Accomplishments include the discovery and characterization of Arp2/3 complex, an assembly of two actin-related proteins and seven novel subunits. We determined the crystal structure of Arp2/3 complex and developed a method to visualize the growth of actin filaments in real time by fluorescence microscopy. These breakthroughs opened the way to understand how Arp2/3 complex forms branches on the sides of actin filaments at the leading edge of motile cells and actin patches used by fungi for endocytosis. We have also helped to establish the molecular pathway of cytokinesis in fission yeast.
Ribbon diagram of the 2.0 Å crystal structure of the bovine Arp2/3 complex. Ref: Robinson*, R.C., Turbedsky*, K., Kaiser, D.A., Higgs, H.N., Marchand, J.-B., Choe, S. and Pollard, T.D. (2001) Crystal structure of Arp2/3 complex. Science 294:1679-1684. * co-first authors.
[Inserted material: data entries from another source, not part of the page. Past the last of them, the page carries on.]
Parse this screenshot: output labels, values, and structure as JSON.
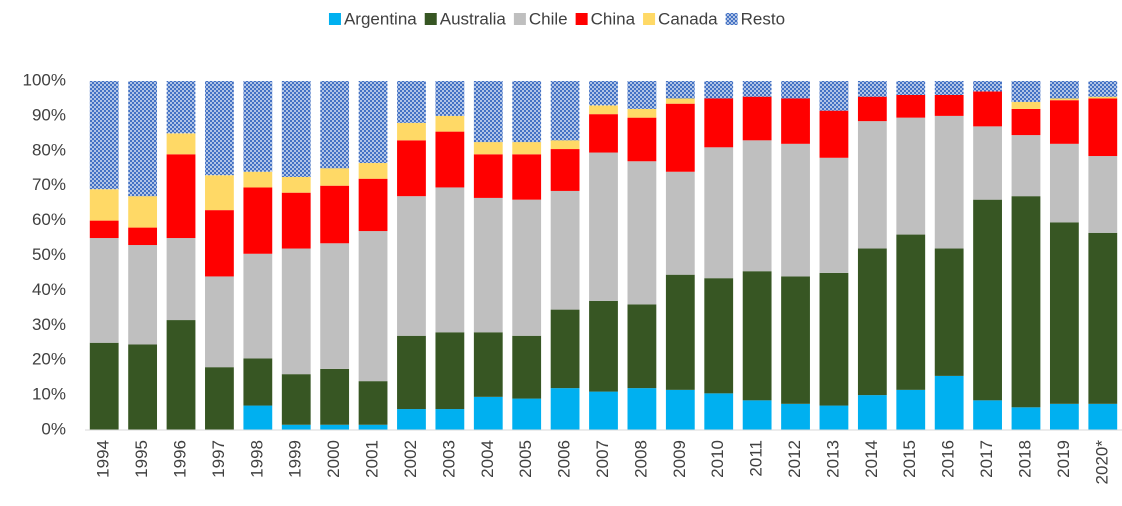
{
  "chart_data": {
    "type": "stacked_bar",
    "categories": [
      "1994",
      "1995",
      "1996",
      "1997",
      "1998",
      "1999",
      "2000",
      "2001",
      "2002",
      "2003",
      "2004",
      "2005",
      "2006",
      "2007",
      "2008",
      "2009",
      "2010",
      "2011",
      "2012",
      "2013",
      "2014",
      "2015",
      "2016",
      "2017",
      "2018",
      "2019",
      "2020*"
    ],
    "series": [
      {
        "name": "Argentina",
        "color": "#00b0f0",
        "values": [
          0,
          0,
          0,
          0,
          7,
          1.5,
          1.5,
          1.5,
          6,
          6,
          9.5,
          9,
          12,
          11,
          12,
          11.5,
          10.5,
          8.5,
          7.5,
          7,
          10,
          11.5,
          15.5,
          8.5,
          6.5,
          7.5,
          7.5
        ]
      },
      {
        "name": "Australia",
        "color": "#375623",
        "values": [
          25,
          24.5,
          31.5,
          18,
          13.5,
          14.5,
          16,
          12.5,
          21,
          22,
          18.5,
          18,
          22.5,
          26,
          24,
          33,
          33,
          37,
          36.5,
          38,
          42,
          44.5,
          36.5,
          57.5,
          60.5,
          52,
          49
        ]
      },
      {
        "name": "Chile",
        "color": "#bfbfbf",
        "values": [
          30,
          28.5,
          23.5,
          26,
          30,
          36,
          36,
          43,
          40,
          41.5,
          38.5,
          39,
          34,
          42.5,
          41,
          29.5,
          37.5,
          37.5,
          38,
          33,
          36.5,
          33.5,
          38,
          21,
          17.5,
          22.5,
          22
        ]
      },
      {
        "name": "China",
        "color": "#ff0000",
        "values": [
          5,
          5,
          24,
          19,
          19,
          16,
          16.5,
          15,
          16,
          16,
          12.5,
          13,
          12,
          11,
          12.5,
          19.5,
          14,
          12.5,
          13,
          13.5,
          7,
          6.5,
          6,
          10,
          7.5,
          12.5,
          16.5
        ]
      },
      {
        "name": "Canada",
        "color": "#ffd966",
        "values": [
          9,
          9,
          6,
          10,
          4.5,
          4.5,
          5,
          4.5,
          5,
          4.5,
          3.5,
          3.5,
          2.5,
          2.5,
          2.5,
          1.5,
          0,
          0,
          0,
          0,
          0,
          0,
          0,
          0,
          2,
          0.5,
          0.5
        ]
      },
      {
        "name": "Resto",
        "color": "#4472c4",
        "pattern": "dots",
        "values": [
          31,
          33,
          15,
          27,
          26,
          27.5,
          25,
          23.5,
          12,
          10,
          17.5,
          17.5,
          17,
          7,
          8,
          5,
          5,
          4.5,
          5,
          8.5,
          4.5,
          4,
          4,
          3,
          6,
          5,
          4.5
        ]
      }
    ],
    "ylim": [
      0,
      100
    ],
    "yticks": [
      {
        "value": 0,
        "label": "0%"
      },
      {
        "value": 10,
        "label": "10%"
      },
      {
        "value": 20,
        "label": "20%"
      },
      {
        "value": 30,
        "label": "30%"
      },
      {
        "value": 40,
        "label": "40%"
      },
      {
        "value": 50,
        "label": "50%"
      },
      {
        "value": 60,
        "label": "60%"
      },
      {
        "value": 70,
        "label": "70%"
      },
      {
        "value": 80,
        "label": "80%"
      },
      {
        "value": 90,
        "label": "90%"
      },
      {
        "value": 100,
        "label": "100%"
      }
    ],
    "legend": "top"
  }
}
Molecular mechanism of cytokinesis
Over the past decade our lab adopted fission yeast as our model system for studying cytokinesis. We used quantitative fluorescence microscopy of fluorescent fusion proteins to establish the temporal and spatial pathway of contractile ring assembly and constriction and to measure the global and local concentrations of 30 proteins that participate in the process. We characterized the biochemical properties of several of the cytokinesis proteins, including myosin-II, formins, profilin, capping protein and cofilin. We combined this information in mathematical models that allow us to test our hypotheses about the cytokinesis pathway and to suggest fruitful opportunities for new research.
Stereo pair of fluorescence micrographs showing the localization of GFP-myosin-I in S. pombe. Ref: Lee, W.-L., Bezanilla, M. and Pollard, T.D. (2000) Fission yeast myosin-I, Myo1p, stimulates actin assembly by Arp2/3 complex and shares functions with WASp. J. Cell Biol. 151:789-800.